We walked until I could control myself, and we rubbed our faces with snow so they would just look red with cold, and we went back and pretended to be cheerful, and then Philippe and the child I loved beyond reason went off to Canada, and I went home, home to my dog. And laid in my lonely bed and wished hard I hadn’t taken the high road, the sensible path. Wished I had stayed up in Canada last summer, that I had gone for it, rushed it, risked it. At least I would have had that time and I’d have those memories, and I wouldn’t be wondering
What if
. But I’d been careful, and I’d been cautious, partly to safeguard Paul, and maybe myself as well, and now the decision had been made for me.

I didn’t tell Baker for a few days. When I did, she said, “Troy, it’s not over until it’s over—he’s just seeing this person, not marrying her.” And I suppose she was right, but it seemed that the tiny window Philippe and I might have had had closed, sometime when we weren’t looking. Maybe it had never really been open and we’d only come together because of Paul; maybe it had slammed shut after the death of Philippe’s wife. Maybe I’d let it slide shut bit by bit while I was busy writing articles that had altered life for other families, brought Jessamyn a father, lost one for Win; estranged Dean and his brother, brought David Zimmer some peace.
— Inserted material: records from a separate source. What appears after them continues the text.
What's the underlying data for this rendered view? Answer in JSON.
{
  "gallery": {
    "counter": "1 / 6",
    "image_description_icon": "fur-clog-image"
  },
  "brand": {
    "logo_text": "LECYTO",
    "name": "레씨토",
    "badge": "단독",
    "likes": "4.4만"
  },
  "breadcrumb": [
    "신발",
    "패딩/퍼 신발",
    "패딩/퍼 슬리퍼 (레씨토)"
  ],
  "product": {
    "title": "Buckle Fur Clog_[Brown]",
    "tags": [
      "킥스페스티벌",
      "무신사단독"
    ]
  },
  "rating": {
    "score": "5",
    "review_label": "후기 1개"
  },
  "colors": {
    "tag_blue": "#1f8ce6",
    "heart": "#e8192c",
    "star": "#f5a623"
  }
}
I couldn’t judge this at all. All I knew is that I was alone, and it hurt.

Of course, I had to wonder if I’d done the right thing about Tobin, about Cadey, about the baby. I’d exposed one set of family secrets and let a new one remain hidden—that Tobin had apparently left a child, not yet born, one that his parents would never know about. This was a weighty decision, and we’d likely never know if it was the right one.

But I think it was.

Tobin’s baby would grow up here, in the Adirondacks. The
child would grow up hiking and fishing, skiing and ice-skating and snowshoeing with uncles and mother and the man he or she would call father. The child wouldn’t know Tobin’s parents, wouldn’t be pressured to go to a prestigious school or take a prestigious job. Win would quietly start a trust fund, moving some of Tobin’s share of her own trust fund into it, one that would help pay for college or first-home-buying or other expenses. The one thing Cadey agreed to accept was a family health plan, covering her and Jimmy and the unborn child and whatever children they might have. So this child would have health care, and some financial help when needed, and would likely never know the family history on the birth father’s side.
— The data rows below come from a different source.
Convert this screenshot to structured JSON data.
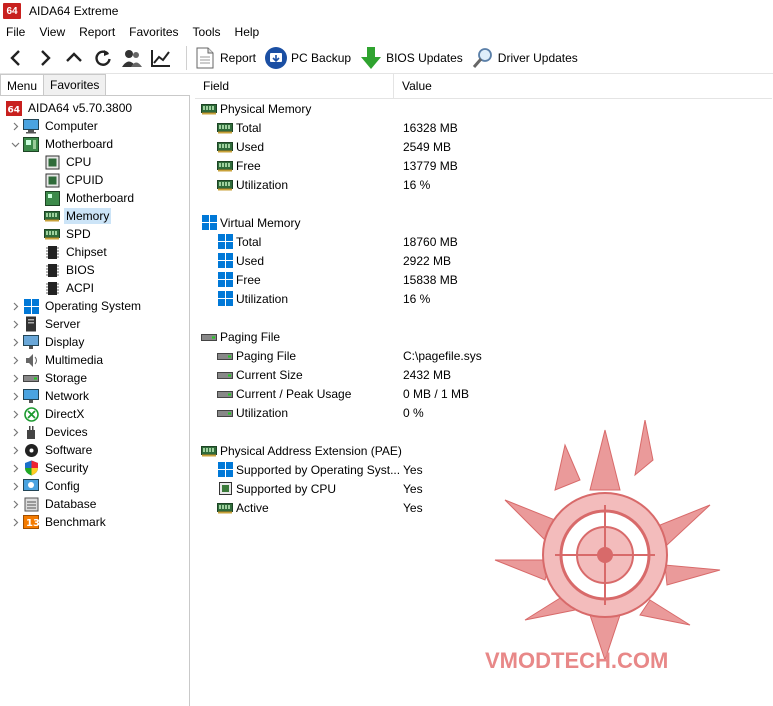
{
  "window": {
    "logo": "64",
    "title": "AIDA64 Extreme"
  },
  "menu": [
    "File",
    "View",
    "Report",
    "Favorites",
    "Tools",
    "Help"
  ],
  "toolbar": {
    "nav_icons": [
      "back-arrow-icon",
      "forward-arrow-icon",
      "up-arrow-icon",
      "refresh-icon",
      "user-icon",
      "chart-icon"
    ],
    "buttons": [
      {
        "label": "Report",
        "icon": "report-icon"
      },
      {
        "label": "PC Backup",
        "icon": "backup-icon"
      },
      {
        "label": "BIOS Updates",
        "icon": "download-arrow-icon"
      },
      {
        "label": "Driver Updates",
        "icon": "magnifier-icon"
      }
    ]
  },
  "tabs": [
    "Menu",
    "Favorites"
  ],
  "tree": {
    "root": "AIDA64 v5.70.3800",
    "items": [
      {
        "label": "Computer",
        "level": 1,
        "chevron": ">"
      },
      {
        "label": "Motherboard",
        "level": 1,
        "chevron": "v"
      },
      {
        "label": "CPU",
        "level": 2
      },
      {
        "label": "CPUID",
        "level": 2
      },
      {
        "label": "Motherboard",
        "level": 2
      },
      {
        "label": "Memory",
        "level": 2,
        "selected": true
      },
      {
        "label": "SPD",
        "level": 2
      },
      {
        "label": "Chipset",
        "level": 2
      },
      {
        "label": "BIOS",
        "level": 2
      },
      {
        "label": "ACPI",
        "level": 2
      },
      {
        "label": "Operating System",
        "level": 1,
        "chevron": ">"
      },
      {
        "label": "Server",
        "level": 1,
        "chevron": ">"
      },
      {
        "label": "Display",
        "level": 1,
        "chevron": ">"
      },
      {
        "label": "Multimedia",
        "level": 1,
        "chevron": ">"
      },
      {
        "label": "Storage",
        "level": 1,
        "chevron": ">"
      },
      {
        "label": "Network",
        "level": 1,
        "chevron": ">"
      },
      {
        "label": "DirectX",
        "level": 1,
        "chevron": ">"
      },
      {
        "label": "Devices",
        "level": 1,
        "chevron": ">"
      },
      {
        "label": "Software",
        "level": 1,
        "chevron": ">"
      },
      {
        "label": "Security",
        "level": 1,
        "chevron": ">"
      },
      {
        "label": "Config",
        "level": 1,
        "chevron": ">"
      },
      {
        "label": "Database",
        "level": 1,
        "chevron": ">"
      },
      {
        "label": "Benchmark",
        "level": 1,
        "chevron": ">"
      }
    ]
  },
  "columns": {
    "field": "Field",
    "value": "Value"
  },
  "sections": [
    {
      "title": "Physical Memory",
      "icon": "ram",
      "rows": [
        {
          "field": "Total",
          "value": "16328 MB"
        },
        {
          "field": "Used",
          "value": "2549 MB"
        },
        {
          "field": "Free",
          "value": "13779 MB"
        },
        {
          "field": "Utilization",
          "value": "16 %"
        }
      ]
    },
    {
      "title": "Virtual Memory",
      "icon": "windows",
      "rows": [
        {
          "field": "Total",
          "value": "18760 MB"
        },
        {
          "field": "Used",
          "value": "2922 MB"
        },
        {
          "field": "Free",
          "value": "15838 MB"
        },
        {
          "field": "Utilization",
          "value": "16 %"
        }
      ]
    },
    {
      "title": "Paging File",
      "icon": "drive",
      "rows": [
        {
          "field": "Paging File",
          "value": "C:\\pagefile.sys"
        },
        {
          "field": "Current Size",
          "value": "2432 MB"
        },
        {
          "field": "Current / Peak Usage",
          "value": "0 MB / 1 MB"
        },
        {
          "field": "Utilization",
          "value": "0 %"
        }
      ]
    },
    {
      "title": "Physical Address Extension (PAE)",
      "icon": "ram",
      "rows": [
        {
          "field": "Supported by Operating Syst...",
          "value": "Yes",
          "icon": "windows"
        },
        {
          "field": "Supported by CPU",
          "value": "Yes",
          "icon": "chip"
        },
        {
          "field": "Active",
          "value": "Yes",
          "icon": "ram"
        }
      ]
    }
  ],
  "watermark": {
    "text": "VMODTECH.COM"
  },
  "colors": {
    "selection": "#cce4f7",
    "windows_blue": "#0078d7",
    "ram_green": "#2f6b3a",
    "logo_red": "#c8201e",
    "watermark": "#e88888"
  }
}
And no one would ask for a DNA test to show who was or wasn’t the father. It was better no one knew for sure, and the fact that Tobin had wanted to provide for Cadey’s child was enough for Win. And with Jimmy’s name on the birth certificate and without a DNA test, presumably Tobin’s parents would never get wind of a small child growing up in the Adirondacks their son may have fathered.
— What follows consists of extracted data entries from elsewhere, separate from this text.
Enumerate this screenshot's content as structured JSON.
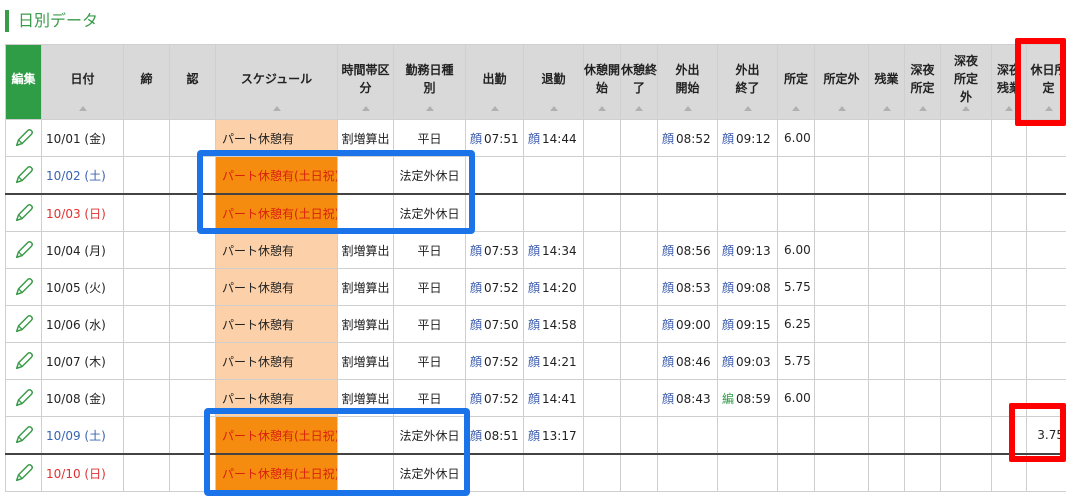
{
  "section_title": "日別データ",
  "headers": {
    "edit": "編集",
    "date": "日付",
    "close": "締",
    "approve": "認",
    "schedule": "スケジュール",
    "time_zone": "時間帯区分",
    "day_type": "勤務日種別",
    "clock_in": "出勤",
    "clock_out": "退勤",
    "break_start": "休憩開始",
    "break_end": "休憩終了",
    "out_start": "外出開始",
    "out_end": "外出終了",
    "scheduled": "所定",
    "non_scheduled": "所定外",
    "overtime": "残業",
    "night_scheduled": "深夜所定",
    "night_non_scheduled": "深夜所定外",
    "night_overtime": "深夜残業",
    "holiday_scheduled": "休日所定"
  },
  "rows": [
    {
      "date": "10/01 (金)",
      "schedule": "パート休憩有",
      "time_zone": "割増算出",
      "day_type": "平日",
      "clock_in": "07:51",
      "clock_out": "14:44",
      "out_start": "08:52",
      "out_end": "09:12",
      "scheduled": "6.00",
      "holiday_scheduled": ""
    },
    {
      "date": "10/02 (土)",
      "schedule": "パート休憩有(土日祝)",
      "time_zone": "",
      "day_type": "法定外休日",
      "clock_in": "",
      "clock_out": "",
      "out_start": "",
      "out_end": "",
      "scheduled": "",
      "holiday_scheduled": ""
    },
    {
      "date": "10/03 (日)",
      "schedule": "パート休憩有(土日祝)",
      "time_zone": "",
      "day_type": "法定外休日",
      "clock_in": "",
      "clock_out": "",
      "out_start": "",
      "out_end": "",
      "scheduled": "",
      "holiday_scheduled": ""
    },
    {
      "date": "10/04 (月)",
      "schedule": "パート休憩有",
      "time_zone": "割増算出",
      "day_type": "平日",
      "clock_in": "07:53",
      "clock_out": "14:34",
      "out_start": "08:56",
      "out_end": "09:13",
      "scheduled": "6.00",
      "holiday_scheduled": ""
    },
    {
      "date": "10/05 (火)",
      "schedule": "パート休憩有",
      "time_zone": "割増算出",
      "day_type": "平日",
      "clock_in": "07:52",
      "clock_out": "14:20",
      "out_start": "08:53",
      "out_end": "09:08",
      "scheduled": "5.75",
      "holiday_scheduled": ""
    },
    {
      "date": "10/06 (水)",
      "schedule": "パート休憩有",
      "time_zone": "割増算出",
      "day_type": "平日",
      "clock_in": "07:50",
      "clock_out": "14:58",
      "out_start": "09:00",
      "out_end": "09:15",
      "scheduled": "6.25",
      "holiday_scheduled": ""
    },
    {
      "date": "10/07 (木)",
      "schedule": "パート休憩有",
      "time_zone": "割増算出",
      "day_type": "平日",
      "clock_in": "07:52",
      "clock_out": "14:21",
      "out_start": "08:46",
      "out_end": "09:03",
      "scheduled": "5.75",
      "holiday_scheduled": ""
    },
    {
      "date": "10/08 (金)",
      "schedule": "パート休憩有",
      "time_zone": "割増算出",
      "day_type": "平日",
      "clock_in": "07:52",
      "clock_out": "14:41",
      "out_start": "08:43",
      "out_end": "08:59",
      "scheduled": "6.00",
      "holiday_scheduled": ""
    },
    {
      "date": "10/09 (土)",
      "schedule": "パート休憩有(土日祝)",
      "time_zone": "",
      "day_type": "法定外休日",
      "clock_in": "08:51",
      "clock_out": "13:17",
      "out_start": "",
      "out_end": "",
      "scheduled": "",
      "holiday_scheduled": "3.75"
    },
    {
      "date": "10/10 (日)",
      "schedule": "パート休憩有(土日祝)",
      "time_zone": "",
      "day_type": "法定外休日",
      "clock_in": "",
      "clock_out": "",
      "out_start": "",
      "out_end": "",
      "scheduled": "",
      "holiday_scheduled": ""
    }
  ],
  "punch_marks": {
    "face": "顔",
    "edit": "編"
  },
  "colors": {
    "green": "#2f9c46",
    "blue_highlight": "#1a73e8",
    "red_highlight": "#ff0000",
    "schedule_bg": "#fcd1a9",
    "holiday_schedule_bg": "#f58c0f"
  }
}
I don’t think Tobin killed himself. I think his death was an accident, a confluence of events, the day his luck ran out. Maybe in a way he’d welcomed it. Maybe when he’d slipped under the ice he hadn’t fought the water, hadn’t struggled to keep the lake from claiming him. Maybe he was tired and until that moment when the ice cracked hadn’t known just how tired—tired of carrying the weight of his brother’s death and his father’s perfidy and his own transgressions and a thousand other things. We’d never know. Everyone could envision whatever version they could live with.